Nunca estudou português, língua que aprendeu no convívio com a mãe e suas amigas. Aos domingos, elas se juntam para comer feijoada e ouvir DVDs de artistas brasileiros. O que ele não sabia sobre o Brasil era o tamanho da burocracia. “Achei que eu ia chegar no Poupatempo e fazer rápido minha carta de identificação (RG). Ia ficar só uma semana no Brasil, mas tive que ficar mais.”
A primeira viagem ao País como adulto foi em outubro de 2012, para o Campeonato Brasileiro. Naquele ano, Steve foi a uma etapa da Copa do Mundo de Remo em Lausanne, na Suíça, e conversou com Guto Loureiro, um arquiteto de 45 anos que fundou o próprio clube, o Loureiro, na Barra, para acabar com a polarização Vasco/Flamengo/Botafogo na Lagoa. O suíço, que voltava ao remo depois de oito anos afastado, ouviu a garantia de apoio, a começar com uma embarcação do single skiff, prova em que o Brasil já tem convite garantido para o Rio-2016.

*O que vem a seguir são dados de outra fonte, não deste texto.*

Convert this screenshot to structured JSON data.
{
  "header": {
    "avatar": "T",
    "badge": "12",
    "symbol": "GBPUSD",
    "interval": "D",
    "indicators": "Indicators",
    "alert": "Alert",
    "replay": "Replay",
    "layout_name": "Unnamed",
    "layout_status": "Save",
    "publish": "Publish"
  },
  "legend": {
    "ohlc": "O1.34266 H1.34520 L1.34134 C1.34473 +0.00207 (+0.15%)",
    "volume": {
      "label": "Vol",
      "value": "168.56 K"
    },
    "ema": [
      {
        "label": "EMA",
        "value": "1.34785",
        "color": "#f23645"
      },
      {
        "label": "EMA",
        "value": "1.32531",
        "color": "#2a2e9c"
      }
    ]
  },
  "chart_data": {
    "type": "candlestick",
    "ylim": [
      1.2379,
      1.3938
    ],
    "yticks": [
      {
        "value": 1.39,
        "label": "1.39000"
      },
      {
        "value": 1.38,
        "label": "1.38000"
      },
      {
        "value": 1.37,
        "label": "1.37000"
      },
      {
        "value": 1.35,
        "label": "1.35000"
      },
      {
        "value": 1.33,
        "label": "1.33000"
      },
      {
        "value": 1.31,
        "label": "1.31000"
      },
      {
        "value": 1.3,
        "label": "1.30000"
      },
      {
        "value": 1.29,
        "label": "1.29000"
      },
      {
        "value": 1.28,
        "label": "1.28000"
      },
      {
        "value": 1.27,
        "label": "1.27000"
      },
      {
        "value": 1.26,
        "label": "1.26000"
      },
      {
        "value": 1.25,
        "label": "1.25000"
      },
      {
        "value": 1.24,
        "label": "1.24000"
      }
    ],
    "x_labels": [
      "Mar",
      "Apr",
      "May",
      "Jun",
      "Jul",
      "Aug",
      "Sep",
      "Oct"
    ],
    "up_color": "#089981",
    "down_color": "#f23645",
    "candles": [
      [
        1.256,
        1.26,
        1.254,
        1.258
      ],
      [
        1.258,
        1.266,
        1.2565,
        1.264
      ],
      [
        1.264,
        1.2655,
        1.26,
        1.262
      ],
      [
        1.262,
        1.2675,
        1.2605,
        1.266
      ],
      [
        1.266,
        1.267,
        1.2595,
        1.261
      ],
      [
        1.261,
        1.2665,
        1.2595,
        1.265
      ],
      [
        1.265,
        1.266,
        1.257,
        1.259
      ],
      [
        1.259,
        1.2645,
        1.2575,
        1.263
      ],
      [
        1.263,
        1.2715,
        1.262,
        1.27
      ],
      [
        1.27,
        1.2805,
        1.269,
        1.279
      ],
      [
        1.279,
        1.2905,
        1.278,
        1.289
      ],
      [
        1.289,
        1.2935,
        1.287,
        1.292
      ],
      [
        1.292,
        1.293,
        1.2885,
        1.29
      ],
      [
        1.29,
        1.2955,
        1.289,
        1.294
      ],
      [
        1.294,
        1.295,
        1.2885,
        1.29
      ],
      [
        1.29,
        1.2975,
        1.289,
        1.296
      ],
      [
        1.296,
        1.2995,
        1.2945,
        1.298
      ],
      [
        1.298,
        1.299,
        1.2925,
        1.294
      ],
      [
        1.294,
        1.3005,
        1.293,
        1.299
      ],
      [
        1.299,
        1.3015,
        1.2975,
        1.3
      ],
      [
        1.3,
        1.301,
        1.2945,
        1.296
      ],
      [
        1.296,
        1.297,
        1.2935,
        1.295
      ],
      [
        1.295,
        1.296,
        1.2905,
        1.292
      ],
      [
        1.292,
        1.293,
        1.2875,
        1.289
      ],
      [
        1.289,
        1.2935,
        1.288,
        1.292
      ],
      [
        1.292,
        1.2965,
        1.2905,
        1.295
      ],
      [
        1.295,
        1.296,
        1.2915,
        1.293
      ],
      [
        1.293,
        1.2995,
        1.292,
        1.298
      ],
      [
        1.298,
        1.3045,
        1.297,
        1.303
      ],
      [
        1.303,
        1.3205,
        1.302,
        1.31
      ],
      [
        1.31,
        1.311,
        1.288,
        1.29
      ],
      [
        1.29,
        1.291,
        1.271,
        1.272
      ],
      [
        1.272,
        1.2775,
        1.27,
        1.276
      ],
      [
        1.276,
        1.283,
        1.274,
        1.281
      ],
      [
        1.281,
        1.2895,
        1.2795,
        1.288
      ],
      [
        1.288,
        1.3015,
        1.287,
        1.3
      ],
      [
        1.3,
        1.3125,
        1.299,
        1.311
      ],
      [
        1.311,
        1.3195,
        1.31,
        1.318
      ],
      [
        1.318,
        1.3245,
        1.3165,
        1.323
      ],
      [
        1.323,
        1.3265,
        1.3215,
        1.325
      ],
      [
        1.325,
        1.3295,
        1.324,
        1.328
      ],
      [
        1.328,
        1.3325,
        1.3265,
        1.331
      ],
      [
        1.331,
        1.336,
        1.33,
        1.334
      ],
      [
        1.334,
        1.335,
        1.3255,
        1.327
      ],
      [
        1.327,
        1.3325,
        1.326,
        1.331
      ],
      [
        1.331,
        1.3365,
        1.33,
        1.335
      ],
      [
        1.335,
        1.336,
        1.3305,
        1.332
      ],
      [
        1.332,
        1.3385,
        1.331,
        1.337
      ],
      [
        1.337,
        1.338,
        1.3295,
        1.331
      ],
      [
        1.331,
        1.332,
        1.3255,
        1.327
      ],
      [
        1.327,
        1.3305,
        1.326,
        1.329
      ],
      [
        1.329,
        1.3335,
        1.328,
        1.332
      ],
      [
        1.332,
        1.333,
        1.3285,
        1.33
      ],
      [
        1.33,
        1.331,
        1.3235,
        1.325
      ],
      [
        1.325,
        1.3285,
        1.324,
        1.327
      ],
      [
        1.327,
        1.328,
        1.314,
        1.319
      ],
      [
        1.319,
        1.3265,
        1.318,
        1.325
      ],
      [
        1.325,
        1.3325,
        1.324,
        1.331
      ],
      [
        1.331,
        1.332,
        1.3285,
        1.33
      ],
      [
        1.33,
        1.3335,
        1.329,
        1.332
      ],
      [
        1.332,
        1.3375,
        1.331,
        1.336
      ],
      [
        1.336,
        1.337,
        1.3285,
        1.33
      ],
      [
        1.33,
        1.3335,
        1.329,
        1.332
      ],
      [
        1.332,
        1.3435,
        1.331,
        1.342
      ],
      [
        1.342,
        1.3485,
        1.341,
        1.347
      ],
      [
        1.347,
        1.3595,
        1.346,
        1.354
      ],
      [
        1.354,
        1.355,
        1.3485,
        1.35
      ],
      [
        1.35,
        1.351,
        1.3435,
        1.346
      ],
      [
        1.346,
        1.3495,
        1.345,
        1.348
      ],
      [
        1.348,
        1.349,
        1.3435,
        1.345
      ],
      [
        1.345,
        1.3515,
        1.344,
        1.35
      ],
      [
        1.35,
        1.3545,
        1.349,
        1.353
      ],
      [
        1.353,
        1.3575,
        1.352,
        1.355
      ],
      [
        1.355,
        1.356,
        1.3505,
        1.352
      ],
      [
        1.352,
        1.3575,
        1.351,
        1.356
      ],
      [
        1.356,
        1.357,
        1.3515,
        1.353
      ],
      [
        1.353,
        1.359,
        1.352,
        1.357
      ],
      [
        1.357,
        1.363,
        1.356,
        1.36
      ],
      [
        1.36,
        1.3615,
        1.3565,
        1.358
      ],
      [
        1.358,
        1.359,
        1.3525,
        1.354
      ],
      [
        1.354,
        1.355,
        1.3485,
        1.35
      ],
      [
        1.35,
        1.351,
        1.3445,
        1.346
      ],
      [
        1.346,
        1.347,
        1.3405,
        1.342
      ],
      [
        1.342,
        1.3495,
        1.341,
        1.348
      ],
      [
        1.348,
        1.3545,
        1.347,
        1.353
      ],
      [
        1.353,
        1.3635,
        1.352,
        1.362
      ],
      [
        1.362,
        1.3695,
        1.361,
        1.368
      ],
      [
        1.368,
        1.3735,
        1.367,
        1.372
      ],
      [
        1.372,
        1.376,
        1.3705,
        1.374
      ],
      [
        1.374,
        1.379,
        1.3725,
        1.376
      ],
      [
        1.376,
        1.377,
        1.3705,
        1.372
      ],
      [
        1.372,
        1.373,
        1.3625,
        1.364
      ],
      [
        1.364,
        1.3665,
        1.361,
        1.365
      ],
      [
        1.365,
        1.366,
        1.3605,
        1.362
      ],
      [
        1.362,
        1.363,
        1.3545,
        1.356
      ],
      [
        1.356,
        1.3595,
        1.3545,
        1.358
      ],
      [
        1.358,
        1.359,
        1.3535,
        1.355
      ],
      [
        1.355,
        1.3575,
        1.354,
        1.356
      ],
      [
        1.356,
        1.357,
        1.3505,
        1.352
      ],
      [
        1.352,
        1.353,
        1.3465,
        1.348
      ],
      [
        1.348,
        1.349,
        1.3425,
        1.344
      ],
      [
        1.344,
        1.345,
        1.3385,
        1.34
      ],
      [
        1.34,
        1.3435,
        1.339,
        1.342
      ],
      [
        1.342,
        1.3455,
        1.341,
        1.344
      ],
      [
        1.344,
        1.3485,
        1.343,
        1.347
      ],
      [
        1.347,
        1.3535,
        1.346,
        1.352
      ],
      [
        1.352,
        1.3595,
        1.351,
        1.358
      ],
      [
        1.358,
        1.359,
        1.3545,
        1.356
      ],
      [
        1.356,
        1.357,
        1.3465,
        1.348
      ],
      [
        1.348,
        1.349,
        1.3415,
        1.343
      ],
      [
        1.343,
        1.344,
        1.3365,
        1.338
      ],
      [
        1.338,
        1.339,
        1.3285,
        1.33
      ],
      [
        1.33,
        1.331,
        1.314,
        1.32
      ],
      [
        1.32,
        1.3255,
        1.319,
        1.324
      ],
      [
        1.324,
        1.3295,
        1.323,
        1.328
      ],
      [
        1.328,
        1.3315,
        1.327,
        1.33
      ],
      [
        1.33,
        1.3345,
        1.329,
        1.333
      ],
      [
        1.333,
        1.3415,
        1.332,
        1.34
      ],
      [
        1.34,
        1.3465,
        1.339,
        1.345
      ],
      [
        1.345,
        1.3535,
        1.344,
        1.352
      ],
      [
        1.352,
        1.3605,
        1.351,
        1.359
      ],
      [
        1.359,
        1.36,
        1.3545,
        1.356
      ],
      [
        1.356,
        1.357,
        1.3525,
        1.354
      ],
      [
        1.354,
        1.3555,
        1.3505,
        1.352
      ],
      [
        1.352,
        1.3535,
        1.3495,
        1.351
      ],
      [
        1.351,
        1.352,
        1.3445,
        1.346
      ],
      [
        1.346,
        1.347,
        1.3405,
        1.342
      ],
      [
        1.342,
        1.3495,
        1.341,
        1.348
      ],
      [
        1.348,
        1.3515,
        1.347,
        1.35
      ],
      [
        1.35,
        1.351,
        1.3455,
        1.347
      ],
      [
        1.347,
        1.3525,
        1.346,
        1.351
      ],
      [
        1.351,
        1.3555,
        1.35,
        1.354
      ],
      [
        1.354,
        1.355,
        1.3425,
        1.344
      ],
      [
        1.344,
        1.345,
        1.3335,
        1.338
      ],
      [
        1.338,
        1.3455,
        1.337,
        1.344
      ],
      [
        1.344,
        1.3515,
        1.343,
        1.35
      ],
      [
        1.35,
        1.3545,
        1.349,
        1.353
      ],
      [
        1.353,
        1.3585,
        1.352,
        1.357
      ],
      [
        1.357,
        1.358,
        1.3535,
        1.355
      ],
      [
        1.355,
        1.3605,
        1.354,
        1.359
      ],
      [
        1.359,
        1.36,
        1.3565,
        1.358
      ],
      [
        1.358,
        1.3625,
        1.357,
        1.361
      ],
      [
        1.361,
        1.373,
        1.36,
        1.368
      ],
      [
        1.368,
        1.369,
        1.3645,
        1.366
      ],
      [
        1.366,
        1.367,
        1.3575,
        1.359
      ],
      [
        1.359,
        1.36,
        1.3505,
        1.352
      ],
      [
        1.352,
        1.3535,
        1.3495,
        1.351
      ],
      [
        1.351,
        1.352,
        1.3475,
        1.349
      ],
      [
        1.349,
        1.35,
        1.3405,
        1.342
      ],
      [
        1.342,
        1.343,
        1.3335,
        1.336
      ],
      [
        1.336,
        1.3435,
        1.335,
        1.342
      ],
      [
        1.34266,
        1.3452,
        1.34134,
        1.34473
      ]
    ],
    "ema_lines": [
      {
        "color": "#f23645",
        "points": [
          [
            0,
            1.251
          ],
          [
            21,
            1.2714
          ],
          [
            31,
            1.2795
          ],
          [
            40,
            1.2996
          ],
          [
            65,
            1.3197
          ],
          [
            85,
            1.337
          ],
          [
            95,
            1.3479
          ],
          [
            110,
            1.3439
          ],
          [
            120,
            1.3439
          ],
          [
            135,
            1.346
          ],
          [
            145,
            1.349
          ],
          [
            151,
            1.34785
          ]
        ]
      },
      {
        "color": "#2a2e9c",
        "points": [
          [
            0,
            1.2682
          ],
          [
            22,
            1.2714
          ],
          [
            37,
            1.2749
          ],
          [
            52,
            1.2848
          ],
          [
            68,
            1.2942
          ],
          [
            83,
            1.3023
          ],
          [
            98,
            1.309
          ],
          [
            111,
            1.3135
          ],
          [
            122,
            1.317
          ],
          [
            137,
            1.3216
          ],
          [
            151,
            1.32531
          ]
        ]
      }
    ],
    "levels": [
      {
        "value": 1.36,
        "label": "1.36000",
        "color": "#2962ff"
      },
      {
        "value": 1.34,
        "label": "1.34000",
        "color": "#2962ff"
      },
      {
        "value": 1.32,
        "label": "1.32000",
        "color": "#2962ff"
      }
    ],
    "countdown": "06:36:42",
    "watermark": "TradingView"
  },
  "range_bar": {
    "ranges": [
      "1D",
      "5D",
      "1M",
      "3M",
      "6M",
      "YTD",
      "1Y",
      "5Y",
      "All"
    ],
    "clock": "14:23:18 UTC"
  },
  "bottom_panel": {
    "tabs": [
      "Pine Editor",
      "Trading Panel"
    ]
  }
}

Em dois anos e meio, Steve veio pelo menos outras cinco vezes ao País. Em março, trocou o inverno suíço pelo verão carioca e sentiu o baque. Doente, ficou apenas em quinto na seletiva nacional. A comissão técnica entendeu as dificuldades do suíço e permitiu a ele participar da segunda seletiva, entre 9 e 11 de abril, na Lagoa Rodrigo de Freitas.
O suíço levou a melhor em três tomadas de tempo contra Gabriel Morais, do Corinthians, mas não fez índice suficiente para ser convocado para a primeira etapa da Copa do Mundo, em Blend. Mesmo assim, viajou até a Eslovênia e participou de uma regata preparatória, ganhando o bronze – perdeu só dos atletas que foram respectivamente ouro e bronze na Copa do Mundo, dois dias depois.
Para ir à segunda etapa da Copa, em Varese (Itália) e ao Pan, em Toronto (Canadá), precisaria voltar ao Rio para mais uma seletiva, de quinta a sábado desta semana, contra Augusto Scheffer (do Grêmio Náutico União) e Fábio Santana (Botafogo). “Investi mais de 60 mil euros (cerca de R$ 205 mil) nos últimos dois anos e meio para entrar na seleção. Mas agora o dinheiro acabou”, conta Steve.
Ele diz ter “muita, muita, muita” vontade de buscar uma medalha em Toronto, mas agora a convocação não depende mais dele. A comissão técnica vai avaliar o desempenho dos demais e decidir quem convocar. Como as seletivas acontecem em condições climáticas distintas, a comparação é difícil. Steve só deverá ser chamado se os demais forem mal.
O remador, entretanto, não se arrepende de ter aberto mão do convite para participar da seletiva para a seleção suíça, no fim do ano passado. “Quero fazer uma coisa uma vez pelo Brasil. Aprendi meu trabalho na Suíça, corri mais de 10 anos pela Suíça, mas nunca fiz nada pelo Brasil. Quero dar algo de volta para o Brasil. É uma coisa do coração.”